"When the woman's phone began to ring one morning in June, she did not know that the news she would receive would hurtle her and her teenage daughter into a "tunnel" of medical appointments, tests and fear. On the other end of the line, she said, was the head of the fertility department at a Belgian clinic she had visited in 2011 to undergo fertility treatment, which at the time was not available to would-be single mothers in France."
"The caller told her that the sperm donor she had used to conceive her daughter carried a rare genetic mutation of the TP53 gene, which suppresses cancerous growth. The mutation is linked to a heightened and lifelong risk of multiple cancers many of which can develop at a very early age. The caller said her daughter had a 50% chance of inheriting the mutation, for which there is no cure or treatment."
"In fact, after the mutation was detected in his samples, the donor had been permanently blocked in October 2023 by the European Sperm Bank (ESB), which had sold the sperm. Though the clinic maintains that it contacted the woman "as soon as possible," it told her she received the call a year and a half after the ESB discovered the mutation because it had migrated its computer system and initially lost her contact details."

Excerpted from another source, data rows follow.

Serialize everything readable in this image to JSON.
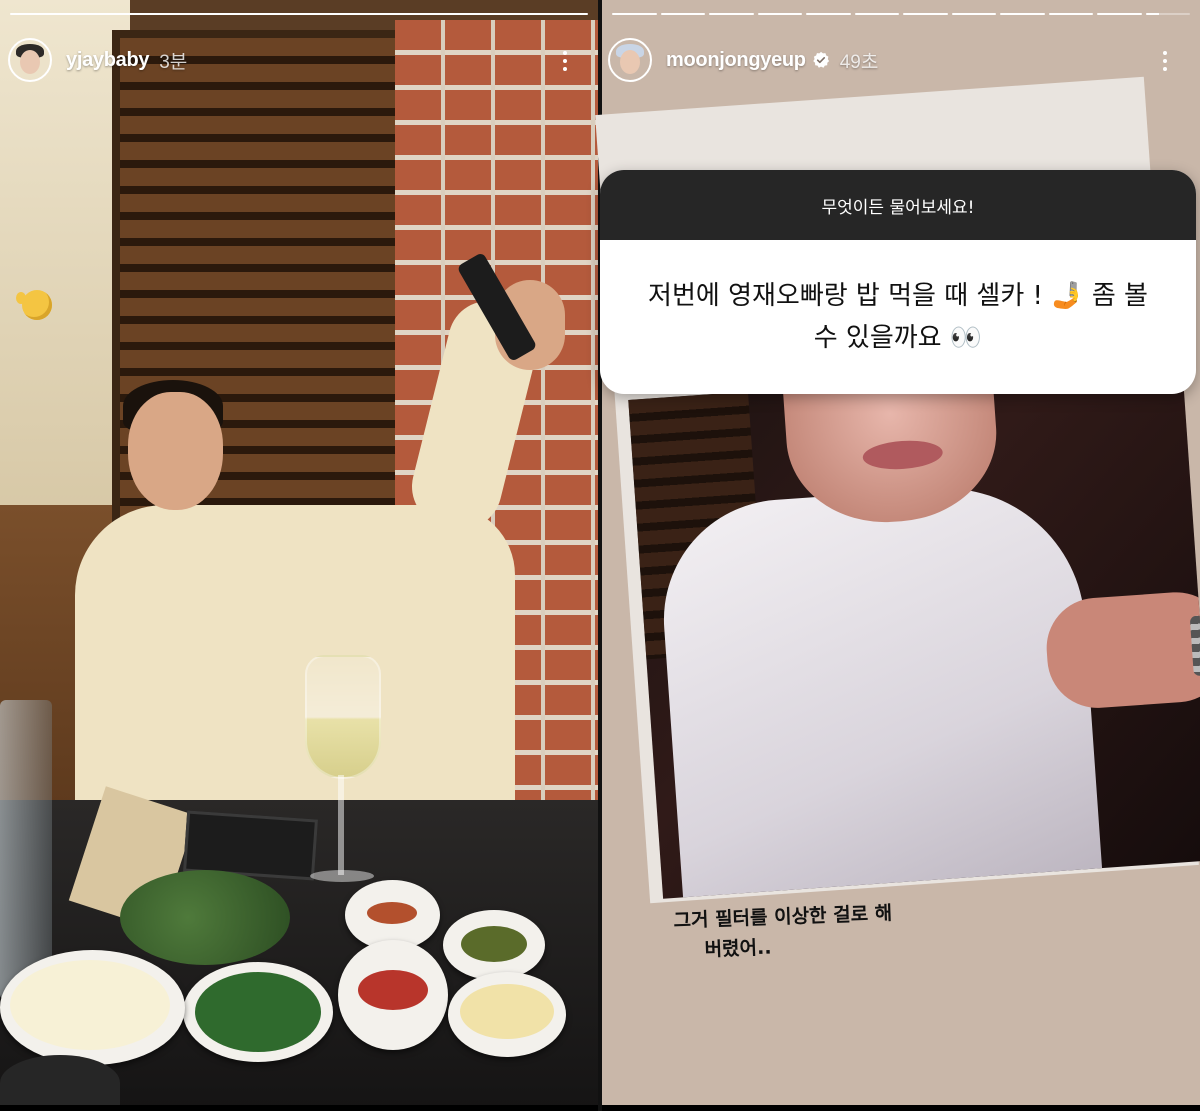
{
  "stories": [
    {
      "username": "yjaybaby",
      "time": "3분",
      "avatar_icon": "avatar-icon",
      "progress": {
        "segments": 1,
        "filled_fraction": 1.0
      },
      "colors": {
        "hair": "#2d2a28"
      }
    },
    {
      "username": "moonjongyeup",
      "time": "49초",
      "verified": true,
      "avatar_icon": "avatar-icon",
      "progress": {
        "segments": 12,
        "completed_segments": 11,
        "current_fraction": 0.3
      },
      "question_sticker": {
        "header": "무엇이든 물어보세요!",
        "question_line1": "저번에 영재오빠랑 밥 먹을 때 셀카 ! 🤳 좀 볼",
        "question_line2": "수 있을까요 👀"
      },
      "reply_line1": "그거 필터를 이상한 걸로 해",
      "reply_line2": "버렸어..",
      "colors": {
        "hair": "#c9d5e6",
        "verified": "#ffffff",
        "sticker_header_bg": "#262626"
      }
    }
  ]
}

A woman who used donor sperm was contacted years later by a Belgian clinic about a TP53 gene mutation carried by the donor. The TP53 mutation suppresses cancerous growth and is linked to a heightened, lifelong risk of multiple cancers, many of which can develop at an early age. Her daughter had a 50% chance of inheriting the mutation and was urged to be screened; testing confirmed inheritance. The donor was permanently blocked by the European Sperm Bank in October 2023. An investigation found the donor's sperm had been sold across at least 14 countries for more than 15 years.